Flashback Friday: Kiss 108

This week’s flashback is a nod to a Boston radio powerhouse that shaped my musical tastes and fed my obsession for Pop and Dance Music. If you grew up in the Boston area during the 1980s chances are you too listened to WXKS FM better known as Kiss 108 and you are familiar with names like, Lady D, Dale Dorman, J.J. Wright and of course the late “Sunny” Joe White.

I loved everything about Kiss 108 in the 1980s. I loved that they played “Wishing on a Star” by Rose Royce every Saturday at 12:00pm. I can still recall the first time I heard the song when I lived in Atlanta in the early 90s and the DJ played it on my evening commute home. I was totally caught off guard and had to laugh at myself when I realized why.

Those names I mentioned along with a handful of other DJs have been off the air for a more than a few years now and Kiss 108 has not played “Wishing on a Star” at noon on Saturday’s for a while. So today at lunchtime I’ll hum a few bars from the Rose Royce classic and think of “Sunny” Joe White and his cast of characters who played such a big part of my teen age years.

2 responses to “Flashback Friday: Kiss 108

  1. I hope it’s ok to answer to this blog I just found this evening. I was Googling about SJW, maybe just turning 50 and all.. I’d imagine that today’s young guyz listen to that station with the same enthusiasm for today’s DJs and music as we did in the late 1970s and early ’80s.. But I can only go by my own memories, and KISS108 was the Cool de Cool, and Sonny was the Grand Master above it all!

    Back then, he and his fellow KISS DJs played EVERYTHING..a little old Motown, the noontime “Star,” disco, punk, everything that represented how music was FUN and about joy in those days–not about dividing, anger and bling now. I even had the pleasure of bumping into and knocking over (accidentally!) SJW in Copley Place during Christmastime in the ’80s, ending up spilling and helping him pick up his holiday presents and boxes.
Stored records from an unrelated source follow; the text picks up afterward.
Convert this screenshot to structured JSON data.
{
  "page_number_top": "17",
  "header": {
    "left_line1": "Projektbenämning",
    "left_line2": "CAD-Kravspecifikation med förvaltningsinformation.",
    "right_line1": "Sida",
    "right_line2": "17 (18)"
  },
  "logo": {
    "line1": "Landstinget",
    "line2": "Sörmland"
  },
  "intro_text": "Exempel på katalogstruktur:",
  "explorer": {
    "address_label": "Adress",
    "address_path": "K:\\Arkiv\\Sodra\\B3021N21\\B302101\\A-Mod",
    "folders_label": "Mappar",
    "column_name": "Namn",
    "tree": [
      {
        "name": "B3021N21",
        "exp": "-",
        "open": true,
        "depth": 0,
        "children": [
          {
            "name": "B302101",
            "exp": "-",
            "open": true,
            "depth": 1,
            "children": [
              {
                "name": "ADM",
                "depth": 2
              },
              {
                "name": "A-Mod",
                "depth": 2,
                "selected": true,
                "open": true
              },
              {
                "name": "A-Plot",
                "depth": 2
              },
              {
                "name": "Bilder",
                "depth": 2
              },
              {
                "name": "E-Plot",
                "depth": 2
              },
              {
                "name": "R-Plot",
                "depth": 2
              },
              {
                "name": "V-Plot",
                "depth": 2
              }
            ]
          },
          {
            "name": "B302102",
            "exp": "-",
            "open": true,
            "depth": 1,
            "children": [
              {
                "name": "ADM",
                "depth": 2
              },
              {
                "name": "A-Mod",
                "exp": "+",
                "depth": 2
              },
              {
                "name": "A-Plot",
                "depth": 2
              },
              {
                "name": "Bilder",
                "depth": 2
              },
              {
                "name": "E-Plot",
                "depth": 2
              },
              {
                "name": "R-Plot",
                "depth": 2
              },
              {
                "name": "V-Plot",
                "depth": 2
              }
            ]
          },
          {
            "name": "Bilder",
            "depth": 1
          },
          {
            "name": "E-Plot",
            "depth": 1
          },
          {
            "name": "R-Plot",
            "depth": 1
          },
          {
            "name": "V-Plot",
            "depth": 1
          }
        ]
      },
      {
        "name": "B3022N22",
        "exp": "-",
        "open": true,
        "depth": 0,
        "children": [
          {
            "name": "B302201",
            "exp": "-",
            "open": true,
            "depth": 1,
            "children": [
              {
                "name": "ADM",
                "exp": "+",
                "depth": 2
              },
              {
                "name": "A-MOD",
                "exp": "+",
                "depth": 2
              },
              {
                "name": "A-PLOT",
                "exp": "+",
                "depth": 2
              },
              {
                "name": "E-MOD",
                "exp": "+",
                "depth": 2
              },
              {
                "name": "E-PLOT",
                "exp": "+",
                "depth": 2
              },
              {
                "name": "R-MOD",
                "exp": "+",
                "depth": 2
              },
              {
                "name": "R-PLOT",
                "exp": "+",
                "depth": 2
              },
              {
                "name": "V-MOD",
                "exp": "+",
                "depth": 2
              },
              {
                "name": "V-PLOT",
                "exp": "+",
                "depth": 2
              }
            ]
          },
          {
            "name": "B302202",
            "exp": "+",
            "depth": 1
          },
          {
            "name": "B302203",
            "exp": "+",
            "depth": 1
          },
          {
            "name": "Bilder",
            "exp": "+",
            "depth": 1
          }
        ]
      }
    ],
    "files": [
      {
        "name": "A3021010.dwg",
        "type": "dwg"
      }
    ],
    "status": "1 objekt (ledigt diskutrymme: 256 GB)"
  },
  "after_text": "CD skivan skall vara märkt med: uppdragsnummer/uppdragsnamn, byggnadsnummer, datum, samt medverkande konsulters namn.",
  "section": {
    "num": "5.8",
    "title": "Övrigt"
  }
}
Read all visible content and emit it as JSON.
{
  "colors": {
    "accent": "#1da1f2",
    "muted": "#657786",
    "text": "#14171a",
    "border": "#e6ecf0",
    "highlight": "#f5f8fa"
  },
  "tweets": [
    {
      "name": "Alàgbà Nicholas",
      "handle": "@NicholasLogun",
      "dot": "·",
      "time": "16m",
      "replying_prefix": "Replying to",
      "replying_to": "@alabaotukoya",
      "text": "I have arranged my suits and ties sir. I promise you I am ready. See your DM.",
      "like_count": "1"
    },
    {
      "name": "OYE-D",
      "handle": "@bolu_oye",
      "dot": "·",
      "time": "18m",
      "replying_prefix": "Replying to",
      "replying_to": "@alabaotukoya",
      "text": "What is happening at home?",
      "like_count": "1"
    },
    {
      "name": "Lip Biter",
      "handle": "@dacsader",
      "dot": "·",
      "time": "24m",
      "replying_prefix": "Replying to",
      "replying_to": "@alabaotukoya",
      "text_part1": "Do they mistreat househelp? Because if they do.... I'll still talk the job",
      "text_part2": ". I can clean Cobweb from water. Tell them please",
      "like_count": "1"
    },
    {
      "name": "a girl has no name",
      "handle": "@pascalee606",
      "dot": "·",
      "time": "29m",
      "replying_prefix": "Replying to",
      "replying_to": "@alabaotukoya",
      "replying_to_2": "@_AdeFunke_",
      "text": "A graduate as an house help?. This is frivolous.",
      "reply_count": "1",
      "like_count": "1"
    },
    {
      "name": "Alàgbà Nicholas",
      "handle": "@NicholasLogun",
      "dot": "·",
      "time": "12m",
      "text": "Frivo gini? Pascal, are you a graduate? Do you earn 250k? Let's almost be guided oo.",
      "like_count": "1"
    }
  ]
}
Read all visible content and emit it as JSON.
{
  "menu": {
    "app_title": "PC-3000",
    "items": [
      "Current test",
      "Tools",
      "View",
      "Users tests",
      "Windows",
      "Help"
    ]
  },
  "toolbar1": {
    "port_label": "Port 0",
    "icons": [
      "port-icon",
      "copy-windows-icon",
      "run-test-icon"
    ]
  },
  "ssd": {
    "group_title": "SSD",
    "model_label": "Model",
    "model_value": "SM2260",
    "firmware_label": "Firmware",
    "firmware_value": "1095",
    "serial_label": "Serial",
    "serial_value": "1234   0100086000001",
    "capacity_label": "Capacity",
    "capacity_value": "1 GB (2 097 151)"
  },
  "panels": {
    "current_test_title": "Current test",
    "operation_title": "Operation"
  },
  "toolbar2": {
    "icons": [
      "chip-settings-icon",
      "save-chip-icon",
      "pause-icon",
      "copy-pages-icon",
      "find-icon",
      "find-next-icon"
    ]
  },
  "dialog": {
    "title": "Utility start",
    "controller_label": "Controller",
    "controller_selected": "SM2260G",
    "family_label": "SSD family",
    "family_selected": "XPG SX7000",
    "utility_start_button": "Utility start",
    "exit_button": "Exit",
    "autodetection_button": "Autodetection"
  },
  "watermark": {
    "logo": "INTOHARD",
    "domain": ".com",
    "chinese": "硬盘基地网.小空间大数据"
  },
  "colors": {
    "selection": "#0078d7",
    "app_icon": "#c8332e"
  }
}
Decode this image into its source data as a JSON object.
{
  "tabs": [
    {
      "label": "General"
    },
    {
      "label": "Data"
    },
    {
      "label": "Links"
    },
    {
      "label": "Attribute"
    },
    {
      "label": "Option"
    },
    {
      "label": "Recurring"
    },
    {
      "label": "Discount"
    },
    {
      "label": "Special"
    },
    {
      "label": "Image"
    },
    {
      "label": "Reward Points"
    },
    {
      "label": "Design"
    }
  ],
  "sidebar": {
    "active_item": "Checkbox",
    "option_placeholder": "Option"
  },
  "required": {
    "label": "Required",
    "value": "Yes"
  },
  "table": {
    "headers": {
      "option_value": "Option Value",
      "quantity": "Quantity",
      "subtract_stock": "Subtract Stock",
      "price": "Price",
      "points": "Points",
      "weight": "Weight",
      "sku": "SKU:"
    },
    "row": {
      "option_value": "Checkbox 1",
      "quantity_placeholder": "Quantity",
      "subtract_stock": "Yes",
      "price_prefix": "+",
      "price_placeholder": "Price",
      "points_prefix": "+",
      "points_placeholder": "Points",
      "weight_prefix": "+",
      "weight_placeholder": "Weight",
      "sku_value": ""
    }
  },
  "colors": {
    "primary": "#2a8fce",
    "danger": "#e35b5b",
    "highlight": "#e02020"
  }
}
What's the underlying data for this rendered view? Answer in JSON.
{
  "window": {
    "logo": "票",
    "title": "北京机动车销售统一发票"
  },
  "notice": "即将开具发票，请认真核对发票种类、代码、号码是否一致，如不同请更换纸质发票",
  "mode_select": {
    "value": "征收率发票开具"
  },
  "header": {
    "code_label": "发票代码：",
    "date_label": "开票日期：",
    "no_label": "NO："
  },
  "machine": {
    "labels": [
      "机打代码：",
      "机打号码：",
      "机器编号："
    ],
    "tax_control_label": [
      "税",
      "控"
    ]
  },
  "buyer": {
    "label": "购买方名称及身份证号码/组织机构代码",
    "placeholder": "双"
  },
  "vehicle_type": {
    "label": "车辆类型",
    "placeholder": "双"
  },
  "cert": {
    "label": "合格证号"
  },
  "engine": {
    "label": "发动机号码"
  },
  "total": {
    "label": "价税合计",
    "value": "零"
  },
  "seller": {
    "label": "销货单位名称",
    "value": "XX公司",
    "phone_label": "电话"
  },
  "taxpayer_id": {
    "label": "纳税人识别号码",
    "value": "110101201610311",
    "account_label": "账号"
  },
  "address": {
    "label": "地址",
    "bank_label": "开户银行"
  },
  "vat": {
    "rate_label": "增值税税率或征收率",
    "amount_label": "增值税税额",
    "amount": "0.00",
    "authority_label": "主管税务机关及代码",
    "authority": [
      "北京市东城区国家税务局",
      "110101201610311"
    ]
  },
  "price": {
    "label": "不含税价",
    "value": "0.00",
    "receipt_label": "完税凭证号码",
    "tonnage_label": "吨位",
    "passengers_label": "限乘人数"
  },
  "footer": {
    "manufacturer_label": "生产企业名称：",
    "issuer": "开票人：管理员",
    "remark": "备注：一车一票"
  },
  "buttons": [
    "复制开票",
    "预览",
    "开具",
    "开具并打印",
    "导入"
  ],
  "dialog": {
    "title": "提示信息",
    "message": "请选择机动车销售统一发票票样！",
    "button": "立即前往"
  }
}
    I wish him peace and rest wherever he is right now. Thanks for this blog entry that brought back good memories, and a smile to my face about a more innocent time that is really gone now, for the first in a long time! :j

    Like

  2. You forgot Joe Savone. I don't know how he spelled his name. I used to sneak and use my brother's turn tables when he wasn't home. I remember mixing Pat Benatar's Love is a Battlefield and David Bowie's Modern Love. Then heard Joe do a similar mix a few days later! It was so fun to listen to Kiss back then. Being a girl, my brother's friends were surprised that I could mix too as they could hear me mixing when they stopped by looking for him.